We printed out ten of them and handed them out to every single care person who walked into the room. For those who are curious about what decisions made the cut for us, here's a quick look at our notes:
- We’re hypnobirthing. Yay! – We took classes to help manage the pain on our own, and wanted to let medical staff know so they wouldn't be surprised when we dimmed lights and played soft music.
- Hep-Lock in left forearm. No IV fluids or drugs – I didn't want to have reduced mobility due to an IV, and I felt I could properly hydrate on my own. I discussed this with my OBGYN beforehand and we agreed the least-invasive and safest solution was to put a Hep-Lock in my arm to provide access in case emergency drugs needed to be administered. We specified the left forearm so it wouldn't be in the way as I tried to manage a newborn baby with my dominant, right arm. These are the little things you start to figure out after several babies!
- Let water break naturally, please – My OBGYN broke my water to speed delivery with my second child, and it wasn't an experience I wanted to repeat.
- No postpartum Pitocin – This drug is routinely given after delivery – even if you've had a natural birth – to help the uterus contract down quickly and prevent too much bleeding. I have a condition called an irritable uterus that actually causes excessive contractions, so this is a generally unnecessary and painful step for me.
- Delay cord clamping until pulsation stops – Many hospitals cut the umbilical cord immediately after delivery, but waiting until it stops pulsing allows for the natural transfer of blood cells from placenta to baby. Delayed cord clamping has been shown to lead to as much as 30% more blood volume in the baby and increased iron stores as long as 6 months after birth.
- No Erythromycin or Hep B shot (yes to Vitamin K) – These are standard injections and ointments. We like to pick and choose what we feel our baby needs immediately and delay what we feel can wait.
- I’ll keep my placenta, thank you – With my last two births, I've had my placentas encapsulated by a local service. It's made a huge difference in postpartum mood and energy levels.
- We're doing tubal ligation – If you've arranged with your OBGYN to have your tubes tied after delivery while you're still hospitalized (I did), it's a good idea to give the medical staff a heads-up so they can be sure to make the proper arrangements.

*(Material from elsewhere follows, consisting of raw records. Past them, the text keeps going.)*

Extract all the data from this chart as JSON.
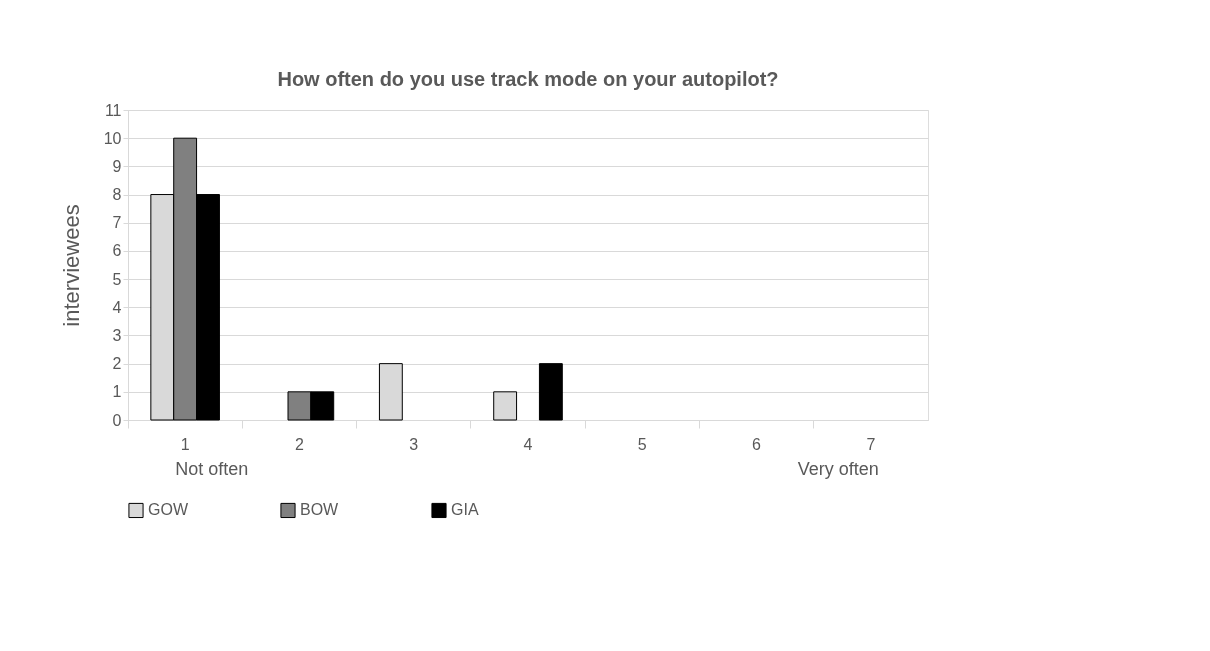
{
  "chart_data": {
    "type": "bar",
    "title": "How often do you use track mode on your autopilot?",
    "ylabel": "interviewees",
    "categories": [
      "1",
      "2",
      "3",
      "4",
      "5",
      "6",
      "7"
    ],
    "series": [
      {
        "name": "GOW",
        "color": "#d9d9d9",
        "values": [
          8,
          0,
          2,
          1,
          0,
          0,
          0
        ]
      },
      {
        "name": "BOW",
        "color": "#808080",
        "values": [
          10,
          1,
          0,
          0,
          0,
          0,
          0
        ]
      },
      {
        "name": "GIA",
        "color": "#000000",
        "values": [
          8,
          1,
          0,
          2,
          0,
          0,
          0
        ]
      }
    ],
    "ylim": [
      0,
      11
    ],
    "yticks": [
      0,
      1,
      2,
      3,
      4,
      5,
      6,
      7,
      8,
      9,
      10,
      11
    ],
    "grid": "y",
    "legend": "bottom",
    "annotations": [
      "Not often",
      "Very often"
    ]
  }
}
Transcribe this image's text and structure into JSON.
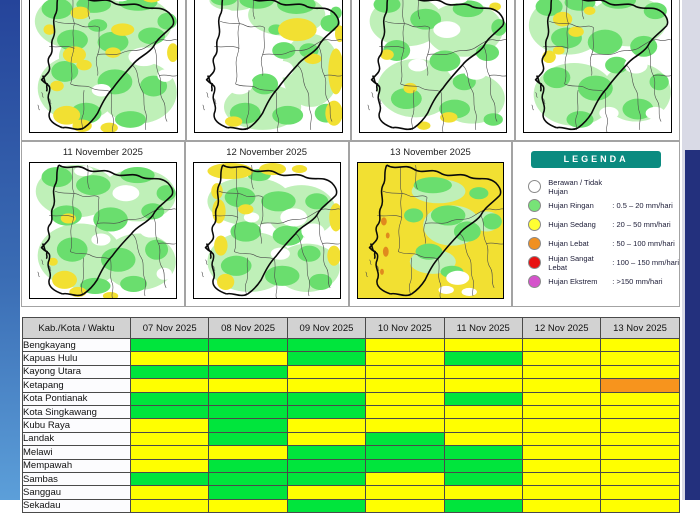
{
  "map_titles": {
    "row2": [
      "11 November 2025",
      "12 November 2025",
      "13 November 2025"
    ]
  },
  "map_colors": {
    "pale": "#bff0b8",
    "green": "#6ade6e",
    "yellow": "#f2e032",
    "orange": "#e08a1e",
    "white": "#ffffff"
  },
  "legend": {
    "title": "LEGENDA",
    "header_color": "#0b8b80",
    "items": [
      {
        "label": "Berawan / Tidak Hujan",
        "value": "",
        "color": "#ffffff"
      },
      {
        "label": "Hujan Ringan",
        "value": ": 0.5 – 20 mm/hari",
        "color": "#77e377"
      },
      {
        "label": "Hujan Sedang",
        "value": ": 20 – 50 mm/hari",
        "color": "#ffff33"
      },
      {
        "label": "Hujan Lebat",
        "value": ": 50 – 100 mm/hari",
        "color": "#f09022"
      },
      {
        "label": "Hujan Sangat Lebat",
        "value": ": 100 – 150 mm/hari",
        "color": "#e81212"
      },
      {
        "label": "Hujan Ekstrem",
        "value": ": >150 mm/hari",
        "color": "#d553cb"
      }
    ]
  },
  "forecast_table": {
    "columns": [
      "Kab./Kota / Waktu",
      "07 Nov 2025",
      "08 Nov 2025",
      "09 Nov 2025",
      "10 Nov 2025",
      "11 Nov 2025",
      "12 Nov 2025",
      "13 Nov 2025"
    ],
    "category_colors": {
      "ringan": "#00e53c",
      "sedang": "#ffff00",
      "lebat": "#f7941d"
    },
    "rows": [
      {
        "name": "Bengkayang",
        "cells": [
          "ringan",
          "ringan",
          "ringan",
          "sedang",
          "sedang",
          "sedang",
          "sedang"
        ]
      },
      {
        "name": "Kapuas Hulu",
        "cells": [
          "sedang",
          "sedang",
          "ringan",
          "sedang",
          "ringan",
          "sedang",
          "sedang"
        ]
      },
      {
        "name": "Kayong Utara",
        "cells": [
          "ringan",
          "ringan",
          "sedang",
          "sedang",
          "sedang",
          "sedang",
          "sedang"
        ]
      },
      {
        "name": "Ketapang",
        "cells": [
          "sedang",
          "sedang",
          "sedang",
          "sedang",
          "sedang",
          "sedang",
          "lebat"
        ]
      },
      {
        "name": "Kota Pontianak",
        "cells": [
          "ringan",
          "ringan",
          "ringan",
          "sedang",
          "ringan",
          "sedang",
          "sedang"
        ]
      },
      {
        "name": "Kota Singkawang",
        "cells": [
          "ringan",
          "ringan",
          "ringan",
          "sedang",
          "sedang",
          "sedang",
          "sedang"
        ]
      },
      {
        "name": "Kubu Raya",
        "cells": [
          "sedang",
          "ringan",
          "sedang",
          "sedang",
          "sedang",
          "sedang",
          "sedang"
        ]
      },
      {
        "name": "Landak",
        "cells": [
          "sedang",
          "ringan",
          "sedang",
          "ringan",
          "sedang",
          "sedang",
          "sedang"
        ]
      },
      {
        "name": "Melawi",
        "cells": [
          "sedang",
          "sedang",
          "ringan",
          "ringan",
          "ringan",
          "sedang",
          "sedang"
        ]
      },
      {
        "name": "Mempawah",
        "cells": [
          "sedang",
          "ringan",
          "ringan",
          "ringan",
          "ringan",
          "sedang",
          "sedang"
        ]
      },
      {
        "name": "Sambas",
        "cells": [
          "ringan",
          "ringan",
          "ringan",
          "sedang",
          "ringan",
          "sedang",
          "sedang"
        ]
      },
      {
        "name": "Sanggau",
        "cells": [
          "sedang",
          "ringan",
          "sedang",
          "sedang",
          "sedang",
          "sedang",
          "sedang"
        ]
      },
      {
        "name": "Sekadau",
        "cells": [
          "sedang",
          "sedang",
          "ringan",
          "sedang",
          "ringan",
          "sedang",
          "sedang"
        ]
      }
    ]
  }
}
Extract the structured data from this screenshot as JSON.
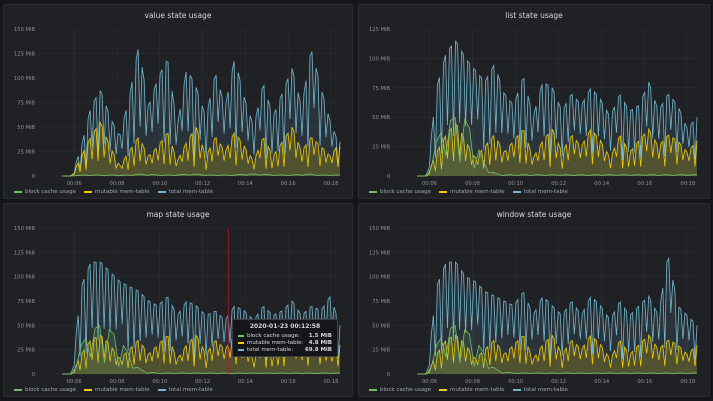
{
  "colors": {
    "block_cache": "#73bf69",
    "mutable": "#f2cc0c",
    "total": "#73b7cf",
    "grid": "#2c2f35",
    "axis_text": "#8e949b",
    "cursor": "#c4162a"
  },
  "legend": {
    "items": [
      {
        "label": "block cache usage",
        "color": "#73bf69"
      },
      {
        "label": "mutable mem-table",
        "color": "#f2cc0c"
      },
      {
        "label": "total mem-table",
        "color": "#73b7cf"
      }
    ]
  },
  "chart_data": [
    {
      "type": "area",
      "title": "value state usage",
      "x_ticks": [
        "00:06",
        "00:08",
        "00:10",
        "00:12",
        "00:14",
        "00:16",
        "00:18"
      ],
      "y_ticks": [
        "0",
        "25 MiB",
        "50 MiB",
        "75 MiB",
        "100 MiB",
        "125 MiB",
        "150 MiB"
      ],
      "ylim": [
        0,
        150
      ],
      "x_range": [
        "00:05",
        "00:18:30"
      ],
      "series": [
        {
          "name": "block cache usage",
          "values": [
            0,
            0,
            1,
            1,
            1,
            1,
            1,
            1,
            2,
            2,
            1,
            1,
            1,
            2,
            2,
            1,
            1,
            1,
            1,
            2,
            2,
            2,
            1,
            1,
            1,
            2,
            2,
            1,
            1,
            1
          ]
        },
        {
          "name": "mutable mem-table",
          "values": [
            0,
            0,
            20,
            40,
            55,
            30,
            10,
            25,
            40,
            20,
            30,
            45,
            15,
            35,
            50,
            20,
            40,
            25,
            45,
            30,
            15,
            40,
            20,
            35,
            50,
            25,
            40,
            30,
            20,
            35
          ]
        },
        {
          "name": "total mem-table",
          "values": [
            0,
            0,
            30,
            70,
            88,
            60,
            40,
            80,
            133,
            70,
            100,
            120,
            50,
            110,
            90,
            60,
            105,
            70,
            120,
            80,
            50,
            95,
            60,
            85,
            110,
            70,
            130,
            90,
            55,
            30
          ]
        }
      ]
    },
    {
      "type": "area",
      "title": "list state usage",
      "x_ticks": [
        "00:06",
        "00:08",
        "00:10",
        "00:12",
        "00:14",
        "00:16",
        "00:18"
      ],
      "y_ticks": [
        "0",
        "25 MiB",
        "50 MiB",
        "75 MiB",
        "100 MiB",
        "125 MiB"
      ],
      "ylim": [
        0,
        125
      ],
      "x_range": [
        "00:05",
        "00:18:30"
      ],
      "series": [
        {
          "name": "block cache usage",
          "values": [
            0,
            0,
            30,
            45,
            50,
            48,
            30,
            10,
            2,
            1,
            1,
            1,
            1,
            1,
            1,
            1,
            1,
            1,
            1,
            1,
            1,
            1,
            1,
            1,
            1,
            1,
            1,
            1,
            1,
            1
          ]
        },
        {
          "name": "mutable mem-table",
          "values": [
            0,
            0,
            20,
            35,
            45,
            30,
            15,
            25,
            35,
            20,
            30,
            40,
            15,
            30,
            40,
            20,
            35,
            25,
            40,
            30,
            15,
            35,
            20,
            30,
            40,
            25,
            35,
            30,
            20,
            30
          ]
        },
        {
          "name": "total mem-table",
          "values": [
            0,
            0,
            75,
            105,
            115,
            100,
            90,
            80,
            95,
            70,
            60,
            85,
            50,
            80,
            75,
            55,
            70,
            60,
            75,
            65,
            50,
            70,
            55,
            60,
            80,
            55,
            70,
            60,
            40,
            50
          ]
        }
      ]
    },
    {
      "type": "area",
      "title": "map state usage",
      "x_ticks": [
        "00:06",
        "00:08",
        "00:10",
        "00:12",
        "00:14",
        "00:16",
        "00:18"
      ],
      "y_ticks": [
        "0",
        "25 MiB",
        "50 MiB",
        "75 MiB",
        "100 MiB",
        "125 MiB",
        "150 MiB"
      ],
      "ylim": [
        0,
        150
      ],
      "x_range": [
        "00:05",
        "00:18:30"
      ],
      "series": [
        {
          "name": "block cache usage",
          "values": [
            0,
            0,
            30,
            45,
            50,
            45,
            35,
            20,
            5,
            2,
            1,
            1,
            1,
            1,
            1,
            1,
            1,
            1,
            1,
            1,
            1,
            1,
            1,
            1,
            1,
            1,
            1,
            1,
            1,
            1
          ]
        },
        {
          "name": "mutable mem-table",
          "values": [
            0,
            0,
            20,
            35,
            40,
            30,
            15,
            25,
            35,
            20,
            30,
            40,
            15,
            30,
            40,
            20,
            35,
            25,
            40,
            30,
            15,
            35,
            20,
            30,
            40,
            25,
            35,
            30,
            20,
            30
          ]
        },
        {
          "name": "total mem-table",
          "values": [
            0,
            0,
            90,
            115,
            115,
            105,
            95,
            90,
            85,
            75,
            70,
            80,
            60,
            75,
            70,
            60,
            65,
            55,
            70,
            65,
            55,
            70,
            60,
            65,
            75,
            60,
            70,
            65,
            80,
            50
          ]
        }
      ]
    },
    {
      "type": "area",
      "title": "window state usage",
      "x_ticks": [
        "00:06",
        "00:08",
        "00:10",
        "00:12",
        "00:14",
        "00:16",
        "00:18"
      ],
      "y_ticks": [
        "0",
        "25 MiB",
        "50 MiB",
        "75 MiB",
        "100 MiB",
        "125 MiB",
        "150 MiB"
      ],
      "ylim": [
        0,
        150
      ],
      "x_range": [
        "00:05",
        "00:18:30"
      ],
      "series": [
        {
          "name": "block cache usage",
          "values": [
            0,
            0,
            30,
            45,
            50,
            45,
            35,
            20,
            5,
            2,
            1,
            1,
            1,
            1,
            1,
            1,
            1,
            1,
            1,
            1,
            1,
            1,
            1,
            1,
            1,
            1,
            1,
            1,
            1,
            1
          ]
        },
        {
          "name": "mutable mem-table",
          "values": [
            0,
            0,
            20,
            35,
            40,
            30,
            15,
            25,
            35,
            20,
            30,
            40,
            15,
            30,
            40,
            20,
            35,
            25,
            40,
            30,
            15,
            35,
            20,
            30,
            40,
            25,
            35,
            30,
            20,
            30
          ]
        },
        {
          "name": "total mem-table",
          "values": [
            0,
            0,
            90,
            115,
            115,
            100,
            95,
            85,
            80,
            75,
            70,
            85,
            60,
            80,
            70,
            60,
            75,
            60,
            80,
            70,
            55,
            75,
            60,
            70,
            80,
            60,
            123,
            70,
            60,
            50
          ]
        }
      ]
    }
  ],
  "tooltip": {
    "time": "2020-01-23 00:12:58",
    "rows": [
      {
        "label": "block cache usage:",
        "value": "1.5 MiB",
        "color": "#73bf69"
      },
      {
        "label": "mutable mem-table:",
        "value": "4.8 MiB",
        "color": "#f2cc0c"
      },
      {
        "label": "total mem-table:",
        "value": "69.8 MiB",
        "color": "#73b7cf"
      }
    ]
  }
}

- Please keep visitors minimal, simultaneous – Hospital rooms tend to have a revolving door of people in and out – particularly if complications arise – but it's worth asking if you want to maintain an atmosphere that's as quiet and uninterrupted as possible.
To tweak this template for your own purposes, access the Google document here and click “File>Make A Copy.” Save it in your own Google Drive and then click the birth plan text boxes to edit it based on your own birth preferences and print double-sided.
I'd recommend bringing a Sharpie to black out any lines that become irrelevant as your birthing process unfolds (in my case, for example, I wound up needing IV fluids so it was confusing to still have it listed on the card for new nurses coming into the room). Remember that a birth plan serves as a guideline for the ideal scenario. Babies often have their OWN ideas about how they're coming into the world! In the end, all that matters is the safety of the mother and child.
Have your births ever gone according to plan? Did preparing notes help?